Magellan Midstream Partners Prices Equity Offering

TULSA, Okla. – Magellan Midstream Partners, L.P. (NYSE: MMP) announced today that it has priced a public offering of 200,000 common units representing limited partner interests at $50.00 per unit. The net proceeds from this offering of approximately $9.5 million will be used by the partnership for general purposes.

In addition, Magellan Midstream Holdings, L.P., the owner of the partnership's general partner interest and majority owner of the partnership's common units, also priced 4.3 million of its partnership common unit investment for sale to the public at $50.00 per unit. The offering of common units by Magellan Midstream Holdings was increased by 500,000 units from the initial 3.8 million units announced for sale. Following the equity transactions described above, Magellan Midstream Holdings will continue to own approximately 38.8 percent of the partnership, assuming the underwriters' over-allotment option is not exercised.

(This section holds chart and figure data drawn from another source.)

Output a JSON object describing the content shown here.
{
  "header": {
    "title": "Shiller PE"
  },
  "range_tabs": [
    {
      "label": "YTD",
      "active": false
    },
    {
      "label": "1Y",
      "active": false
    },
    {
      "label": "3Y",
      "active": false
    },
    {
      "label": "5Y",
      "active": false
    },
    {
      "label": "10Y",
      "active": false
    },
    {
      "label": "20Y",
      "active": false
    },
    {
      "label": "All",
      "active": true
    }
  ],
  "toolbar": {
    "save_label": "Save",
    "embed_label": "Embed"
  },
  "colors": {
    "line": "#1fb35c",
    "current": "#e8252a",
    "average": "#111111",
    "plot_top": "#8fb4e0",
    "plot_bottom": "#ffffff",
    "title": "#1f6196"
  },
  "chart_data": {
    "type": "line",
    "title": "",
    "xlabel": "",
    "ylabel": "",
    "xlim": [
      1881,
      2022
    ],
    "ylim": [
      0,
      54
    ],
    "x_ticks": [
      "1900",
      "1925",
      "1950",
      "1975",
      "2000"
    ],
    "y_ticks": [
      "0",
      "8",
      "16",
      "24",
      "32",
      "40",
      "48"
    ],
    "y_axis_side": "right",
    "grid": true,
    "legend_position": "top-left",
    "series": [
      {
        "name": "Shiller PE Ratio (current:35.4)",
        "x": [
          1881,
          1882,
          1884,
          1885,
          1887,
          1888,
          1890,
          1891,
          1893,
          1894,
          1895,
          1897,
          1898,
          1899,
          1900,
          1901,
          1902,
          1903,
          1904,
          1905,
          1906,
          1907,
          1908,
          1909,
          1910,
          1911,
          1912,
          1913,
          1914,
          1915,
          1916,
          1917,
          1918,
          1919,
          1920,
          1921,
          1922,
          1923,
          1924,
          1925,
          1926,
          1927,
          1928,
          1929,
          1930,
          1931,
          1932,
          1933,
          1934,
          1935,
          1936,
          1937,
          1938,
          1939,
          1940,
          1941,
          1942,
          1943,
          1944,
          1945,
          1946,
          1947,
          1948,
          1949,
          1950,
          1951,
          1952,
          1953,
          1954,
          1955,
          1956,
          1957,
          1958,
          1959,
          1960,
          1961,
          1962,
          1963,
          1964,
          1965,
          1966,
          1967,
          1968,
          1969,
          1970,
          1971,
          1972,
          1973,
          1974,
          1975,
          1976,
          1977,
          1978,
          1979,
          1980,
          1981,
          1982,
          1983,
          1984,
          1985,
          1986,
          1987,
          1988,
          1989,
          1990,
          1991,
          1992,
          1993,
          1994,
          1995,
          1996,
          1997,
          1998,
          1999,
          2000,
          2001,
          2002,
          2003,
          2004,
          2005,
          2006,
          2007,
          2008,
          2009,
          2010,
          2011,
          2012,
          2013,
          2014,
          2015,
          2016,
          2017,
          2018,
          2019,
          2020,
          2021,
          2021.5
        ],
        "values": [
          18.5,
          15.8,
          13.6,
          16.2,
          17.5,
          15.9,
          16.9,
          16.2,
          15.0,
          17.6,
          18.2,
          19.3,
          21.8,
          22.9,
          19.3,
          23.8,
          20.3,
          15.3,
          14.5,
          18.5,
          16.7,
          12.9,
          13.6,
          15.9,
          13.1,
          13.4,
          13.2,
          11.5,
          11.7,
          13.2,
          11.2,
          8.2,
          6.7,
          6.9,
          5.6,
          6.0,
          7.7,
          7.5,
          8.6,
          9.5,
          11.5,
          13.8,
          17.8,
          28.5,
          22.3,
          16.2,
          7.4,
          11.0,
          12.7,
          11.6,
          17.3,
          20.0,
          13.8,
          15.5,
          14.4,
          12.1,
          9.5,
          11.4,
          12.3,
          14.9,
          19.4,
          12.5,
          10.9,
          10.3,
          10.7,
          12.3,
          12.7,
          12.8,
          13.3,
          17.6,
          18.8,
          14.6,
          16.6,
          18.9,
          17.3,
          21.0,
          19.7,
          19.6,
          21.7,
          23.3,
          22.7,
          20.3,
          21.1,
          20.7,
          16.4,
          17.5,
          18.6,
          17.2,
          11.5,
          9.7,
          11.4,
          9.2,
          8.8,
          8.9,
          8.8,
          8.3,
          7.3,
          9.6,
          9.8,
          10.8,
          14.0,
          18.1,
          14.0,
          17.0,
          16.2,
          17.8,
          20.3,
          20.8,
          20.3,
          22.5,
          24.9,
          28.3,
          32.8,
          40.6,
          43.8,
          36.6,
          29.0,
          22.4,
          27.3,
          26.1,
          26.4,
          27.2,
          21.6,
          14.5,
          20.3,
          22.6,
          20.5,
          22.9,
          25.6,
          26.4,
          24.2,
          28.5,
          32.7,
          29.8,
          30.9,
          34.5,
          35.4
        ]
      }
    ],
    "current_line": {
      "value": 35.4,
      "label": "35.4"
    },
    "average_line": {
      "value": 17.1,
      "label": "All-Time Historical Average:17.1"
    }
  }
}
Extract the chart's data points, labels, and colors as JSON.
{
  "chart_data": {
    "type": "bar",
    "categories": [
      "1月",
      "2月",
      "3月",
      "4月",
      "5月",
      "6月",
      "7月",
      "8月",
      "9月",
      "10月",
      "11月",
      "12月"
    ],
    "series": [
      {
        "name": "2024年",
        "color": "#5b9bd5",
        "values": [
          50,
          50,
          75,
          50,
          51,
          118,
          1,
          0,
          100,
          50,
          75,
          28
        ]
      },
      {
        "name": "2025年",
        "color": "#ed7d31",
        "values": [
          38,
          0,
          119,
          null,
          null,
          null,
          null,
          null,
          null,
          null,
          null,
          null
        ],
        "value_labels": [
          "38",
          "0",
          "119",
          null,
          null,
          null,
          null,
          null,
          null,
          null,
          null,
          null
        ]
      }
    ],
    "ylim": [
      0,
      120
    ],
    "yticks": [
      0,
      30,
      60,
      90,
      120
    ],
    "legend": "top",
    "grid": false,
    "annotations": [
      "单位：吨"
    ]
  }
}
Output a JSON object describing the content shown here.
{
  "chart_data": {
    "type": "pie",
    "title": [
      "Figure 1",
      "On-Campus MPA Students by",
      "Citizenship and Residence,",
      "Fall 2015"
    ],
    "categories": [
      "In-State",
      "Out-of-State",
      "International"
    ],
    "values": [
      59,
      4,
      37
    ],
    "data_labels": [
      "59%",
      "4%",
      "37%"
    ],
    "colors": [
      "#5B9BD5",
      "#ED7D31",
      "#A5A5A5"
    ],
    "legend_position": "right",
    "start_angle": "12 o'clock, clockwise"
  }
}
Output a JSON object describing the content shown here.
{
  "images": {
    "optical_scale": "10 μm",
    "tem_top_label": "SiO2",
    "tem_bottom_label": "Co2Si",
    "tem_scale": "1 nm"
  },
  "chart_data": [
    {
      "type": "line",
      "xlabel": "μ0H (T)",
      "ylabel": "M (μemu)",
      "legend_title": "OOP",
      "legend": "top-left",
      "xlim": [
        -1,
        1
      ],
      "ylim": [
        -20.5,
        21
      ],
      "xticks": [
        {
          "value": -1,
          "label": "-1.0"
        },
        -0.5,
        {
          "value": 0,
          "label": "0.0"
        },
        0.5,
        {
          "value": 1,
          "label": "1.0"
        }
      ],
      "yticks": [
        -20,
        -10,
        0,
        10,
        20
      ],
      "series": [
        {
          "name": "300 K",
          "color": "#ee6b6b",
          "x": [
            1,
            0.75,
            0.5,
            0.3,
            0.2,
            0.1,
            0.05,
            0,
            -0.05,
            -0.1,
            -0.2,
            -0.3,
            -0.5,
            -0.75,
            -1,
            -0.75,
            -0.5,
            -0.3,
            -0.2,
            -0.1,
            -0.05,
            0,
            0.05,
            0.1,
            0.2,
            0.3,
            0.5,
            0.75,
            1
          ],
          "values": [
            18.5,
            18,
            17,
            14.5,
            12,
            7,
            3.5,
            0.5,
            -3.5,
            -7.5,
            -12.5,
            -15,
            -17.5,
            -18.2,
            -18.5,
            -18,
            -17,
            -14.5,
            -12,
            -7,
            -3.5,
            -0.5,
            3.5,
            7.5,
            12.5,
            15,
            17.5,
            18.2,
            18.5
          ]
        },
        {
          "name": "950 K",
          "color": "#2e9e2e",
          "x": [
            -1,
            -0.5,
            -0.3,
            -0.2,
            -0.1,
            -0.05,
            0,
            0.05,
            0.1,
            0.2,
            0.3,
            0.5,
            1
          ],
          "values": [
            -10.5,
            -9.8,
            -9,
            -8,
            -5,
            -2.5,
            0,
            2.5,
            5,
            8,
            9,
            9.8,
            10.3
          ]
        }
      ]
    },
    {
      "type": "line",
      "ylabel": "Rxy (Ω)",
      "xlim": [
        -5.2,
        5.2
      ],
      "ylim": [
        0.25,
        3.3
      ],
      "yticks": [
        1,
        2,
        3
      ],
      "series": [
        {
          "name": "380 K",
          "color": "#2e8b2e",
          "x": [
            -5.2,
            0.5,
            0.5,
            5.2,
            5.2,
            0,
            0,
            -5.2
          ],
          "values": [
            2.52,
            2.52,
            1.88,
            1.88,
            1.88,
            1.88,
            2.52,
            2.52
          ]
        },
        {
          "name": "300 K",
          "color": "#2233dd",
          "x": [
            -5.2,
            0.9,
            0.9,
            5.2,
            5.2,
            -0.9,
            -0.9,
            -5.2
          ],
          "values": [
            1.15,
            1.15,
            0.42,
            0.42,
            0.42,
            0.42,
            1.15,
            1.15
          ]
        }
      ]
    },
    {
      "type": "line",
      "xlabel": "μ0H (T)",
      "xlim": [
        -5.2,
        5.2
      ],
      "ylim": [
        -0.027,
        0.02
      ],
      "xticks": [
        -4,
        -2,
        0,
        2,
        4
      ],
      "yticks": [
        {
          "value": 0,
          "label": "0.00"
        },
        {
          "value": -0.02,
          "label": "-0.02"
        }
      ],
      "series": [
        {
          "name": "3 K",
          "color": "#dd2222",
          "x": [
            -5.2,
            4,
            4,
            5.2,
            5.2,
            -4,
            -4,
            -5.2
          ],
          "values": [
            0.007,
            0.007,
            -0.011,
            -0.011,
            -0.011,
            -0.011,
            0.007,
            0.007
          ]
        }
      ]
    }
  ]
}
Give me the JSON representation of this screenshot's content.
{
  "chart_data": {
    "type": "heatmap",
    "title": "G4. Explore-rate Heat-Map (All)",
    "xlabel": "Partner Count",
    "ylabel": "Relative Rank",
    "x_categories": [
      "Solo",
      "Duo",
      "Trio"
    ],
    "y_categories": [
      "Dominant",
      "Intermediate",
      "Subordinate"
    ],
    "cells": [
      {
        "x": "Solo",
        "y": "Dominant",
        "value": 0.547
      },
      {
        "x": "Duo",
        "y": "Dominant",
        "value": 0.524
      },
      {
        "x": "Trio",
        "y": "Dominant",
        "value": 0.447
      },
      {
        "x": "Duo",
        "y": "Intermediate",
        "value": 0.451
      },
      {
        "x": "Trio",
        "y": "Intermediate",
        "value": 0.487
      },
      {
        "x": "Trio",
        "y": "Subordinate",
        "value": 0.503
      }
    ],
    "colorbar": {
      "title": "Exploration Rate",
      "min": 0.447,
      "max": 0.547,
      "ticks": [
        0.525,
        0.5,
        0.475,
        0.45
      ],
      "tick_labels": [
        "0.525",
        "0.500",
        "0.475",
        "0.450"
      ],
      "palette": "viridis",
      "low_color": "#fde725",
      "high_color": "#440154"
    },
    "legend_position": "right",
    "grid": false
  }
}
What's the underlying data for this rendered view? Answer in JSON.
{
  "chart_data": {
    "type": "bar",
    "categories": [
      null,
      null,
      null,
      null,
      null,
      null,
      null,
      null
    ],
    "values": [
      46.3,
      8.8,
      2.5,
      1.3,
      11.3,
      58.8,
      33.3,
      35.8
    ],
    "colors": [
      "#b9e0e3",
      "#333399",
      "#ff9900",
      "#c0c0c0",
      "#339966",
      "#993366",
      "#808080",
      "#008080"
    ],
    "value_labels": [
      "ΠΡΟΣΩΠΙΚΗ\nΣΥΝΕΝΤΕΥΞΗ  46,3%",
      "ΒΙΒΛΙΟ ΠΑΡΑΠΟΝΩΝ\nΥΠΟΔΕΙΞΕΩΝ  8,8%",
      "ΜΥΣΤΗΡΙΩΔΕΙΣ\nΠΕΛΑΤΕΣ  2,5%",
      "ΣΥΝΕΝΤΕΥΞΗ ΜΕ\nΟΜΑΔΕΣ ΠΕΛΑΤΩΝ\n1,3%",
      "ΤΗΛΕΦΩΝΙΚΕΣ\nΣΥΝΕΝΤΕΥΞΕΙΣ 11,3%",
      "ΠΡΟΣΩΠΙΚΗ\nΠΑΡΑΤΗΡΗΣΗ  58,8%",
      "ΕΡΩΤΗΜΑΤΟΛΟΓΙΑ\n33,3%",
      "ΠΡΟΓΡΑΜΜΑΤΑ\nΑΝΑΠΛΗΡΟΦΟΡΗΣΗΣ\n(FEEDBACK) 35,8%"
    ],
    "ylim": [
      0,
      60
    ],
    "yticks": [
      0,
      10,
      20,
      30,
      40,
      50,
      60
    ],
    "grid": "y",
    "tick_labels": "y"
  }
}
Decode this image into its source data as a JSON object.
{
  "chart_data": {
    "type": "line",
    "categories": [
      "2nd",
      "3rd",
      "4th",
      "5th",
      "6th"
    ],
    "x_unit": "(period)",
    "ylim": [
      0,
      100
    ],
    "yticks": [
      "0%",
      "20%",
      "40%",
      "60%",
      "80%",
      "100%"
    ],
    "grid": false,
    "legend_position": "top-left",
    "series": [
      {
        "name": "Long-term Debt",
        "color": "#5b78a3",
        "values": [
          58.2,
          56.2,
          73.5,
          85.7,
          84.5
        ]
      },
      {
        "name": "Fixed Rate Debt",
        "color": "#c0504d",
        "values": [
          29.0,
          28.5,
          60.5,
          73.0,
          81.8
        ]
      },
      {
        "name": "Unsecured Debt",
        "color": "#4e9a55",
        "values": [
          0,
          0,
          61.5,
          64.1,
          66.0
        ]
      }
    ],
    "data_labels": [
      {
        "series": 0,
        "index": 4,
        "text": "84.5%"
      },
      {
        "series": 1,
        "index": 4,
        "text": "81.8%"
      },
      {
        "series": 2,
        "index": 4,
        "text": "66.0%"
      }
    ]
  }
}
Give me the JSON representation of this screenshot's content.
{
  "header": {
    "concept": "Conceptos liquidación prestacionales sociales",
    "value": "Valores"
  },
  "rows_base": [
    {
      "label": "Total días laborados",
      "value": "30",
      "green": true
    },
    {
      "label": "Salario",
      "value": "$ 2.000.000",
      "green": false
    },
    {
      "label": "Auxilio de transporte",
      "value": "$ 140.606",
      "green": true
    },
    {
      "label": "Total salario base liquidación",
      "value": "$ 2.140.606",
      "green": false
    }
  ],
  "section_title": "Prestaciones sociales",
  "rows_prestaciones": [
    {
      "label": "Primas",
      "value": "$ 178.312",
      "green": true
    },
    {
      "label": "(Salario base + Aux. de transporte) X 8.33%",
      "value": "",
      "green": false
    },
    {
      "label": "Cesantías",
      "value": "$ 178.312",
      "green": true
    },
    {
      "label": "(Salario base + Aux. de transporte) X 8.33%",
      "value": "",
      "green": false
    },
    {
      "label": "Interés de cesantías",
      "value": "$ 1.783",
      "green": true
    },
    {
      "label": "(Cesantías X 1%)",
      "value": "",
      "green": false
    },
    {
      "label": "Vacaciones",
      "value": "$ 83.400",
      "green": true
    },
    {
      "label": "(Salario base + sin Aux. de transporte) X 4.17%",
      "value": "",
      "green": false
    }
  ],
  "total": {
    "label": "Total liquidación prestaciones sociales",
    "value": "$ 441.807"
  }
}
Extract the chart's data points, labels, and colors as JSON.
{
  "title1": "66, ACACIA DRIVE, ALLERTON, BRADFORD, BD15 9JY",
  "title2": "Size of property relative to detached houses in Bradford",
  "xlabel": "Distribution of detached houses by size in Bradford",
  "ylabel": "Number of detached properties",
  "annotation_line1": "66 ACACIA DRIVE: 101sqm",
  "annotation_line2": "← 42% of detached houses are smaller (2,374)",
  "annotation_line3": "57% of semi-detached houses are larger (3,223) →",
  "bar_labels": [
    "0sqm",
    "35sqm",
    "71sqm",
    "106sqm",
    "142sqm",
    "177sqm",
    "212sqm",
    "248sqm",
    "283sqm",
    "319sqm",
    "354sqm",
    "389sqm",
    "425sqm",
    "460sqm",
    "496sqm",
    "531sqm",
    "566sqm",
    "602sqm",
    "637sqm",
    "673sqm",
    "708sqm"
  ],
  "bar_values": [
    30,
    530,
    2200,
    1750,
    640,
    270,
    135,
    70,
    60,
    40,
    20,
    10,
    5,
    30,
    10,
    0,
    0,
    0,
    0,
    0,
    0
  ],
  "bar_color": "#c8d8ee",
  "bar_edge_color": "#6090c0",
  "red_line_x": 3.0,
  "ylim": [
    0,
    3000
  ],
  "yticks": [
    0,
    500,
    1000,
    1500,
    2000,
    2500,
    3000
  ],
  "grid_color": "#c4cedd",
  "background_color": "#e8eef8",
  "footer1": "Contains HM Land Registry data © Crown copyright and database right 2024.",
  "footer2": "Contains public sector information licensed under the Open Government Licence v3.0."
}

The sale of units by Magellan Midstream Holdings will not increase the number of partnership units outstanding, and the partnership will not receive any of the proceeds from the sale of Magellan Midstream Holdings' common unit interest.

The offerings are being led by Lehman Brothers Inc. and Citigroup Global Markets Inc. and are expected to close on Dec. 24, 2003. The underwriters have the option to purchase up to 675,000 additional units from Magellan Midstream Holdings to cover over-allotments, if any.

About Magellan Midstream Partners, L.P.  

Magellan Midstream Partners, L.P., formerly Williams Energy Partners L.P., is a publicly traded partnership formed to own, operate and acquire a diversified portfolio of energy assets. The partnership primarily transports, stores and distributes refined petroleum products. More information is available at www.magellanlp.com.



Portions of this document may constitute "forward-looking statements" as defined by federal law. Although the partnership believes any such statements are based on reasonable assumptions, there is no assurance that actual outcomes will not be materially different. Any such statements are made in reliance on the "safe harbor" protections provided under the Private Securities Reform Act of 1995. Additional information about issues that could lead to material changes in performance is contained in the partnership's filings with the Securities and Exchange Commission.